61 昨年アメリカで最もヒットした作品です。「オッペンハイマー」と関連付けた「ハーベンハイマー」のキノコ雲を背景にした画像に公式アカウントが反応したことで、日本では少し炎上していましたが、普通によくできたコメディ映画でした。男性優位な社会をユーモアたっぷりに批判しつつ、男性自身もそのマッチョなイメージに苦しんでいる、というバランスの取れた配慮(しかし、ギャグはぶっ飛んでいます)が行き届いている点が秀逸だと思いました。冒頭から中盤にかけて、ライアン・ゴズリング演じるケンがあまりにも馬鹿っぽいキャラクターだったので、なぜハリウッドで一定の地位を確立した彼がこの役を引き受けたのだろうか?と悩みながら観ていたのですが、最後には納得していました。バービーを演じたマーゴット・ロビーは、まさにはまり役です。彼女の派手な可憐さと内に秘めた不気味な狂気が、人形特有の無表情の恐ろしさと見事にマッチしていて、最高に魅力的でした。「レディ・バード」のグレタ・ガーウィグ監督らしく、このバービーとケンが最後に恋愛関係にならない点も素晴らしいと思いました。それぞれのキャラクターが恋愛に頼らず自立していく姿は、癒しを求めて他者に依存しがちな我々に対するメッセージであると受け止めました。バービー人形の過去の失敗作や、この人形の生みの親が不正財務処理で捕まったことをいじるなど、ブラックなギャグの切れ味も抜群で、子どもから大人まで楽しめる素晴らしいエンターテイメント作品だと思います。マーケティング成果と監督や俳優の個性が調和している点にも、ハリウッド映画の奥深さを感じました。

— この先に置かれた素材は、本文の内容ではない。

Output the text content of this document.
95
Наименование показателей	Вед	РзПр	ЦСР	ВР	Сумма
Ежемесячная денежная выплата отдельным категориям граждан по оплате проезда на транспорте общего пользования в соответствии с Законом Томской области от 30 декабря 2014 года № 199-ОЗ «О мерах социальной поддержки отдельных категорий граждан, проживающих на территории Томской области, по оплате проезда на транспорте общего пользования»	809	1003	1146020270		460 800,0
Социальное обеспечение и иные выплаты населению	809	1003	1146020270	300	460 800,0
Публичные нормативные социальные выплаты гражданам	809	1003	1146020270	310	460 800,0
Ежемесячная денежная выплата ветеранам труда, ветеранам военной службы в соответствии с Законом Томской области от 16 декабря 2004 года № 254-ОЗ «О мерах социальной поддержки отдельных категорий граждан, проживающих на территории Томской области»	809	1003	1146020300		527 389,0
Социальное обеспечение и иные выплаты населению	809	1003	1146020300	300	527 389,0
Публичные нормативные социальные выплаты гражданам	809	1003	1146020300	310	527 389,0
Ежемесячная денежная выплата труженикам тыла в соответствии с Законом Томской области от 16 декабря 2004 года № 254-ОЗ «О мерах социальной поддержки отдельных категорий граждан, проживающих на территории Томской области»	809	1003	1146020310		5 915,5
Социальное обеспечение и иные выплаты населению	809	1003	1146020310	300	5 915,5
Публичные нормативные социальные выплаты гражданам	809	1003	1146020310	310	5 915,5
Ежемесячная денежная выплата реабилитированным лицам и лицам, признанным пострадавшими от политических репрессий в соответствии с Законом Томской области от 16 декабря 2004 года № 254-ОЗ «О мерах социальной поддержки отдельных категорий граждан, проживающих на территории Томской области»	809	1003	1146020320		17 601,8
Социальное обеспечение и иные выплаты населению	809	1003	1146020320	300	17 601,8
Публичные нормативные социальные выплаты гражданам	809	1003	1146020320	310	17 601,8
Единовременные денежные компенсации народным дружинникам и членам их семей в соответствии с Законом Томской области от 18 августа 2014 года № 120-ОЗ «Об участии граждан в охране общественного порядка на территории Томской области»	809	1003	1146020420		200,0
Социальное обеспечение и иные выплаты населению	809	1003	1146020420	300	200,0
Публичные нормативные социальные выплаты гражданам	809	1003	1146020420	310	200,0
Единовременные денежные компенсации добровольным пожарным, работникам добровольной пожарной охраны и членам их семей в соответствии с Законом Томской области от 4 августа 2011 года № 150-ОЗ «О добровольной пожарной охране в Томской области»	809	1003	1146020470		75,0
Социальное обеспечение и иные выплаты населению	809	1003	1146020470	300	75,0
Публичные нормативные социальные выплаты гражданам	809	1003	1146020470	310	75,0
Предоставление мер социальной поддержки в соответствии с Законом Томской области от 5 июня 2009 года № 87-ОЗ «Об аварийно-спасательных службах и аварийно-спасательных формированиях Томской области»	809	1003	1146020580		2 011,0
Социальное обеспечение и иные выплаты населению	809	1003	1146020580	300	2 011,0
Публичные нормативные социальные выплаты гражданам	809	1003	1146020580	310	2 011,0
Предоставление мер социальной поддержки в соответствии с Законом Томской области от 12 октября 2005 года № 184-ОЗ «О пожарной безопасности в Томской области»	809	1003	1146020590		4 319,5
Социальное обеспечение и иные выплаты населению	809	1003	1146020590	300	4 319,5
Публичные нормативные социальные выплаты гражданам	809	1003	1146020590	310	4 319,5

62 「キングダム」シリーズの3作目です。日本での原作アニメ実写映画化作品は、どうしても予算的な制約で映像の迫力という面で難があると思うのですが、このシリーズは本当に善戦していると思います。後半の主人公「信」の突撃シーンは迫力満点でした。前半は王「嬴政」の過去のエピソードで泣かせ(杏さんの熱演が印象的です)、静と動との対比も見事です。何より長編原作の良さを損なうことなく、適切な長さでと区切りで単体の作品としても成立させている手腕が素晴らしいです。王騎を演じる大沢たかおさんを筆頭に、「誇張し過ぎ」にならないギリギリの範囲での各俳優の「大きな演技」も効果的です。理想的な原作アニメ実写映画化作品です。